The Tech Blog

Last month, Bluetooth Core 6.2 made a change I have wanted for years. It solves a long-standing pain point in Bluetooth LE when you care about real-time response. Back when I was building low latency MIDI controllers at ACPAD, we were operating in the BLE 4.0 era. On that, I could move plenty of bits, but not shorter data faster. The main issue was the connection timing.

In BLE, a connected link wakes up in repeating connection events. The connection interval is the time between those events. Until 6.2, the minimum connection interval was 7.5 ms, which means your worst case packet can wait 7.5ms for the next connection, even before protocol overhead delays. For tight MIDI timing in real time instrument playing, this delay feels like a sound lag for professional musicians.

BLE 6.2 introduces Shorter Connection Intervals(SCI), pushing the minimum down to 0.375 ms when both devices support it. This means you can send small packets of data faster. In practice, that means you can get a polling rate over 1kHz. This is a big deal of HID devices like mouse. Gamers don’t use wireless BLE mouse for this exact reason. You will see a large boom in wireless BLE mouse and fall in the mouse with 2.4GHz USB dongles where this limit is not applicable.

Please note that your raw on-air speed is still based on the 2M LE PHY and that has not increased. Shorter intervals just reduce waiting time between opportunities to send small packets.

BTW, do not treat the smallest interval as a default setting. More transfers mean more battery loss. A better option is adaptive timing, meaning run a longer interval while idle, then negotiate a shorter one only during interaction, and return to a longer interval when activity stops. A 6.2 connection still starts at ≥7.5 ms and only then negotiates shorter intervals.

BLE 6.2 can mark some input packets as “flushable”. If packet loss conditions delays them, BLE can drop the old ones instead of sending them late.

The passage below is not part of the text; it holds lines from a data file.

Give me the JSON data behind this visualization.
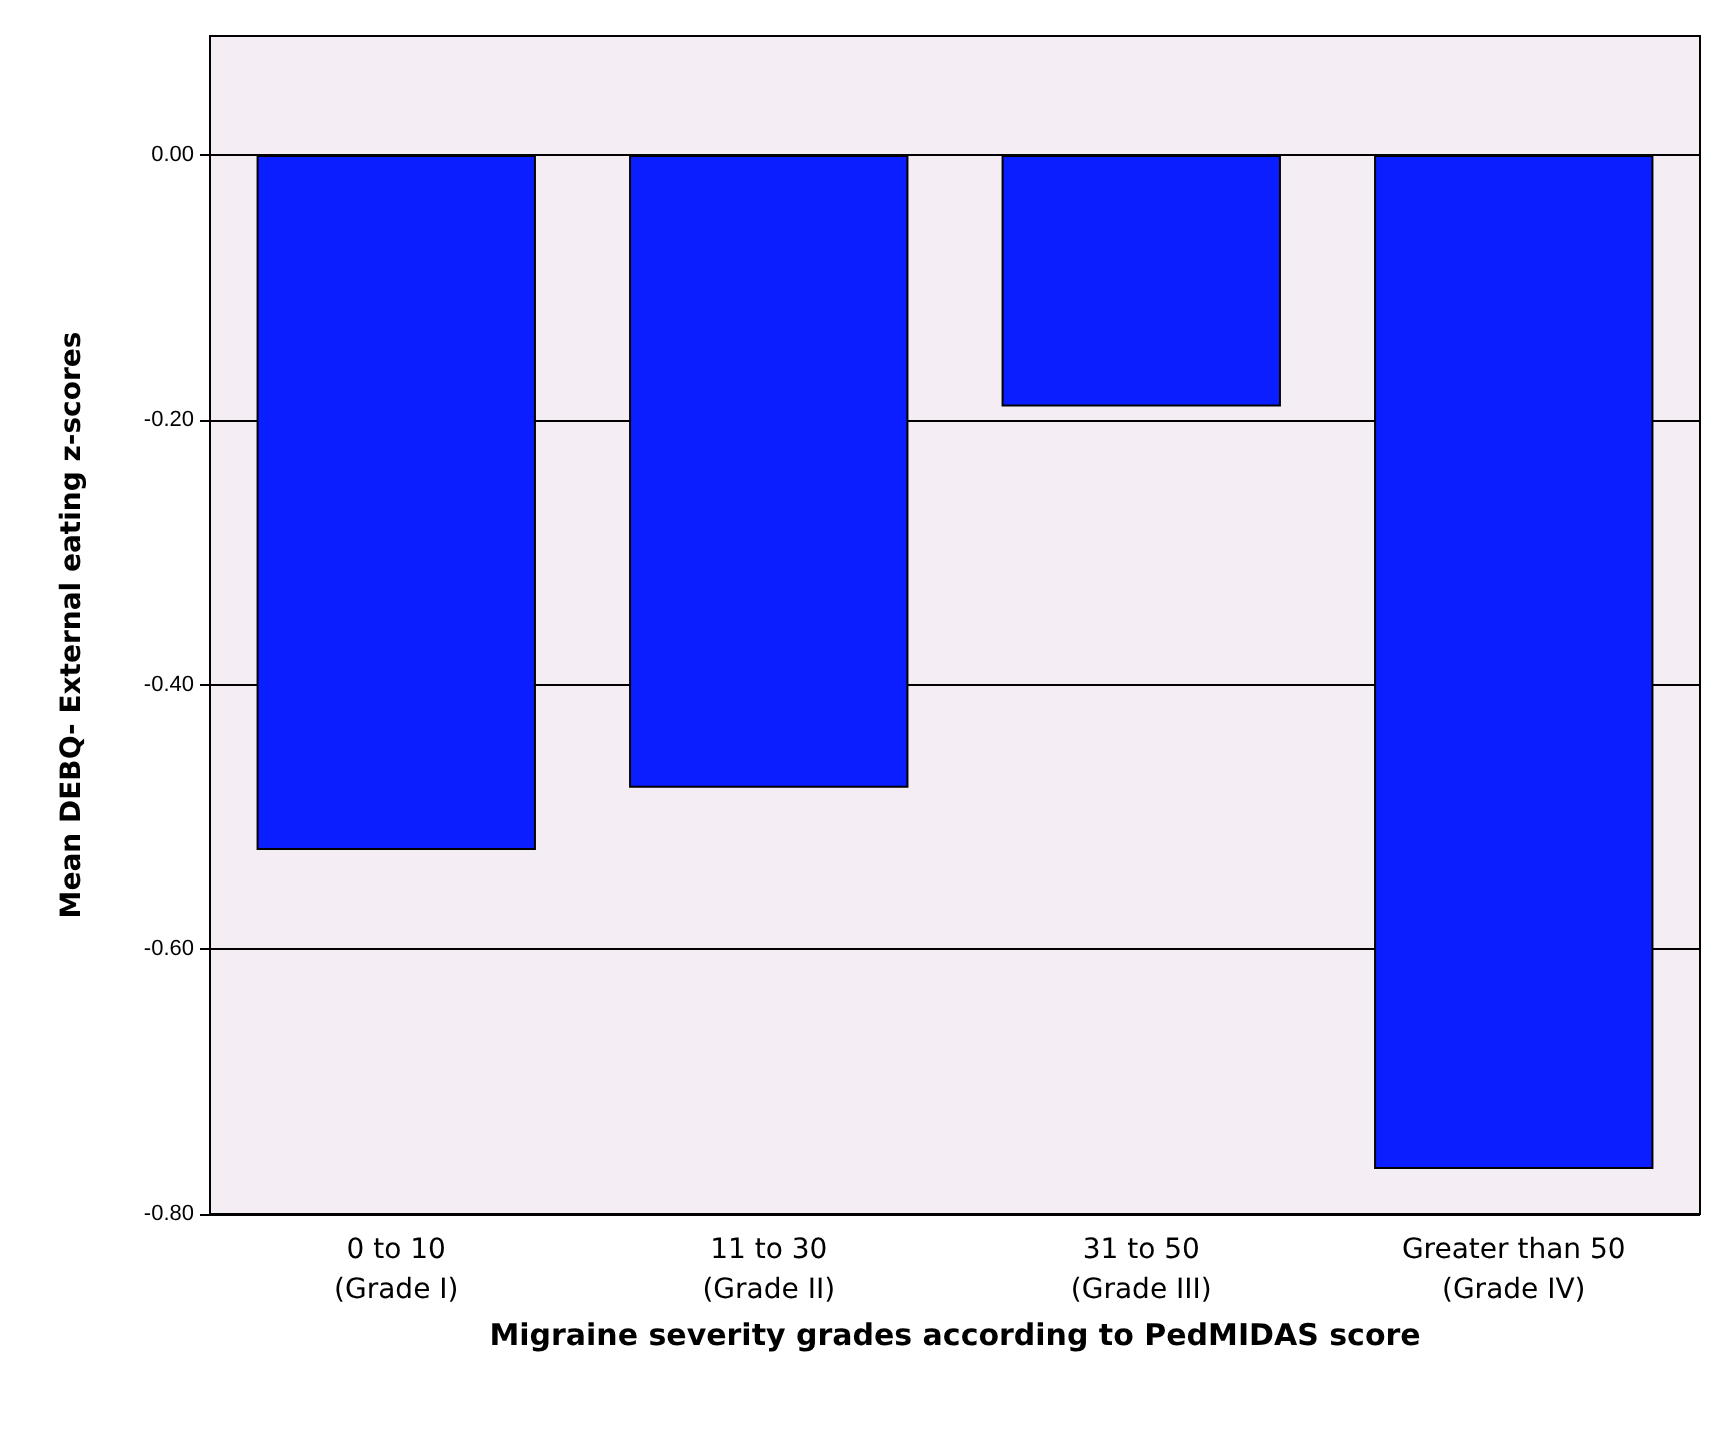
{
  "chart_data": {
    "type": "bar",
    "xlabel": "Migraine severity grades according to PedMIDAS score",
    "ylabel": "Mean DEBQ- External eating z-scores",
    "categories": [
      "0 to 10\n(Grade I)",
      "11 to 30\n(Grade II)",
      "31 to 50\n(Grade III)",
      "Greater than 50\n(Grade IV)"
    ],
    "values": [
      -0.525,
      -0.478,
      -0.19,
      -0.766
    ],
    "color": "#0a1eff",
    "ylim": [
      -0.8,
      0.09
    ],
    "yticks": [
      {
        "value": 0,
        "label": "0.00"
      },
      {
        "value": -0.2,
        "label": "-0.20"
      },
      {
        "value": -0.4,
        "label": "-0.40"
      },
      {
        "value": -0.6,
        "label": "-0.60"
      },
      {
        "value": -0.8,
        "label": "-0.80"
      }
    ],
    "grid": "y"
  }
}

Good for mice or MIDI, as the late updates feel worse than a missed one.

I recently read about the STM32V8 launch and it has pretty great specs. When you see that it has a 800 MHz on a Cortex-M with a 5,072 CoreMark, you know you are getting close to compute you normally see on embedded microprocessors(MPU) with an external DDR memory. ST positions STM32V8 as its flagship high-performance STM32 MCU.

The chip is built on 18nm FD-SOI plus embedded phase-change memory. FD-SOI is a chip process that reduces leakage current and helps push frequency without wasting as much power. It also integrates up to 4 MB of non-volatile memory and is specified up to an extreme 140°C junction temperature. The key part is the PCM.

Embedded phase-change memory (PCM) is a way to store bits without the floating gate used in Flash. The bit lives as resistance in a special material. When the material is in one phase it reads high resistance, and in the other phase it reads low resistance. Because the phase stays put when power is removed, it is non-volatile memory. You write to it by sending a short, shaped current pulse that heats the cell into the wanted phase.

This matters because embedded Flash does not scale nicely into newer chip process nodes. Resistive memories like PCM is the route most vendors take from around 28nm and below, mainly to avoid extra process complexity and cost. RRAM was another, I wrote about that one earlier in a post.

For firmware, PCM is not an infinite-write storage. The chip separates code and data profiles. Code can be around 1,000 write cycles with 10-year retention. Data can be up to 1,00,000 cycles with about 1-year retention at 140°C after cycling. This is actually great as realistically you wont have firmware changes that frequent in production. The practical benefit is you can keep more code, tables, and even small ML model weights on chip, and then buffer hot data in SRAM, the fast RAM that forgets its contents when power is off.

The new V8 chip seems to be in sampling mode currently by ST with elite customers like SpaceX because of the temp profile and radiation immunity claims.